Baystreet.ca - August is traditionally a quiet month for markets, with many traders and analysts taking summer vacations. This year followed suit, especially with the added distraction of the Paris Olympics. Thin holiday markets led to some sharp moves, particularly early in the month when fears of a hard landing for the US economy stirred things up. These concerns kept the US dollar index steady as traders anxiously awaited Fed Chair Jerome Powell’s Jackson Hole speech on August 20. His dovish comments triggered widespread calls for a 50 bp rate cut in September. The prospect of falling US interest rates, combined with rising Japanese rates, led to a rush out of the "carry trade," causing a surge in yen buying and US dollar selling, which rattled G7 FX markets in the typically quiet summer period. On the equity front, all eyes were on Nvidia (NASDAQ:NVDA: Nasdaq) and its quarterly earnings, but despite 122% revenue growth, the results left traders underwhelmed. By month’s end, US employment data had overtaken inflation as the primary driver for markets.

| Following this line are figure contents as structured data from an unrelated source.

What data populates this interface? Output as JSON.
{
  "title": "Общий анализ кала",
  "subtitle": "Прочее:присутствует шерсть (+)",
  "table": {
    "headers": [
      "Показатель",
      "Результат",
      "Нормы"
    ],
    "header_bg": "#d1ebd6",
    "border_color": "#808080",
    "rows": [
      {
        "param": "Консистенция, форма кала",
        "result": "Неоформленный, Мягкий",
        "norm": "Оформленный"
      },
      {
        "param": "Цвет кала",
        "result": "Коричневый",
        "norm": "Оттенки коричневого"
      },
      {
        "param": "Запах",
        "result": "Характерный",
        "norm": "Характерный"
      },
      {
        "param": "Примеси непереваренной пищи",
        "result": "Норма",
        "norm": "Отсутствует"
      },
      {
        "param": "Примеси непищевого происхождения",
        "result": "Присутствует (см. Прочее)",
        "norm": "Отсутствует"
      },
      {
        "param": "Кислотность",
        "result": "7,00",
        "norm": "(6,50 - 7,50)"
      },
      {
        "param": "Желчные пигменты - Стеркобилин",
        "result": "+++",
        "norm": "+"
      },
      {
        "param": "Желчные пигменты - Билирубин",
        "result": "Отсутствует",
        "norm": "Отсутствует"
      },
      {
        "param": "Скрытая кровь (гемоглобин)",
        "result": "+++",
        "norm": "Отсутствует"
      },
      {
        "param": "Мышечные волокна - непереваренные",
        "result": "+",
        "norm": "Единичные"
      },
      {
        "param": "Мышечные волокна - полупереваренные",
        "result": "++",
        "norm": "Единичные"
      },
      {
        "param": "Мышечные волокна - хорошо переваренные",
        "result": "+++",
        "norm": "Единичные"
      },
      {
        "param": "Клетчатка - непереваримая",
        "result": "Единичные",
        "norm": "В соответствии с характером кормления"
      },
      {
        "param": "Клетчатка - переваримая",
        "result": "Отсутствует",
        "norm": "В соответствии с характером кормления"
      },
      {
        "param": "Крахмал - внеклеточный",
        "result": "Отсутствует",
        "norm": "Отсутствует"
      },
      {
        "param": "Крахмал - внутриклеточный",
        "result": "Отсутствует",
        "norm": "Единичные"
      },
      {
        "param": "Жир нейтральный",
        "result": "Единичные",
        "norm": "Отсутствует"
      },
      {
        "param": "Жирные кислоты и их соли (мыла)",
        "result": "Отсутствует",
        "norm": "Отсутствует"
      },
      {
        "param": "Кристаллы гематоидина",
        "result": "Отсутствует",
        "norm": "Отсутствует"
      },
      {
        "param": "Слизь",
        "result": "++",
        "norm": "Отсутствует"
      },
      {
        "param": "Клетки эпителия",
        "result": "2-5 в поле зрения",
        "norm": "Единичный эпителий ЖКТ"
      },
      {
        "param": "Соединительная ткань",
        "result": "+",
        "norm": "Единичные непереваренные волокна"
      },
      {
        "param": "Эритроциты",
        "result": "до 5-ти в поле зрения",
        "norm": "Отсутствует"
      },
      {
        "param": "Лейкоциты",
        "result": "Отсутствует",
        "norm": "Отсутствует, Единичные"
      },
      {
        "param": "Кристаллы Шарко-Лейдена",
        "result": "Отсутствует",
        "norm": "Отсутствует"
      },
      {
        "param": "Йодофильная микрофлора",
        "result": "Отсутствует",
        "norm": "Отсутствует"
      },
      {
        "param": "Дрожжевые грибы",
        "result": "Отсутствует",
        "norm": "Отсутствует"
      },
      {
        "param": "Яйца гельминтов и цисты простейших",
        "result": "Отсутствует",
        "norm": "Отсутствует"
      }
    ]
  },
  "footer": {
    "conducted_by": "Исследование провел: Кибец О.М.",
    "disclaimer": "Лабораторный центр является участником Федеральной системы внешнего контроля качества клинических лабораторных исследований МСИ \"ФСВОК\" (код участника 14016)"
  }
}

The USD and Federal Reserve
The US dollar index (DXY) started the month at 104.22 and moved sideways in a narrow range between 101.96 and 103.34 until Powell’s Jackson Hole speech. Traders had been expecting a significant move following a much weaker-than-expected nonfarm payrolls report on August 2. There was even some wild talk of an emergency 50 bp rate cut before the next scheduled meeting. That didn’t materialize, but Powell didn’t disappoint. He essentially signaled the Fed’s fight against inflation was done and shifted focus to full employment—the other half of the Fed's dual mandate. With another weak employment report expected on September 6, traders are betting the Fed will kick off its latest easing cycle with a 25 bp rate cut at the September 18 meeting.
The Canadian Dollar and Bank of Canada
The Canadian dollar saw a steady climb through August, posting a gain of about 2.7% by month’s end. Not too shabby, but it still lagged behind the New Zealand dollar’s 5.7% surge and the Australian dollar’s 4.74% rise. The loonie's rally was driven by expectations of deeper and more aggressive Fed rate cuts, along with the unwinding of the carry trade that put pressure on the US dollar, particularly against the yen. Meanwhile, the Bank of Canada was widely expected to deliver a 25 bp rate cut on September 4, and they delivered, bringing the benchmark rate to 4.25%. With inflation seemingly under control, their focus has now shifted to economic growth, signaling more rate cuts could be on the horizon.
Oil Prices
Oil tried to make a comeback in early August, with WTI climbing to $80.15/b, only to give it all back and fall to $71.50 by August 21. Supply disruptions from Libya due to political turmoil and lower-than-expected US crude inventories gave oil a short-term boost, but concerns about China’s sluggish economic growth quickly erased those gains.
Bank 2024-USD/CAD Q3 2024-USD/CAD Q4
Scotiabank* 1.3800 1.3600
BMO 1.3790 1.3950
CIBC 1.3900 1.3800
TD (TSX:TD) Bank* 1.3700 1.3800
National Bank 1.3700 1.4100
*Forecast is based on last month. Forecast Table is for mid-market rates, and subject to change anytime.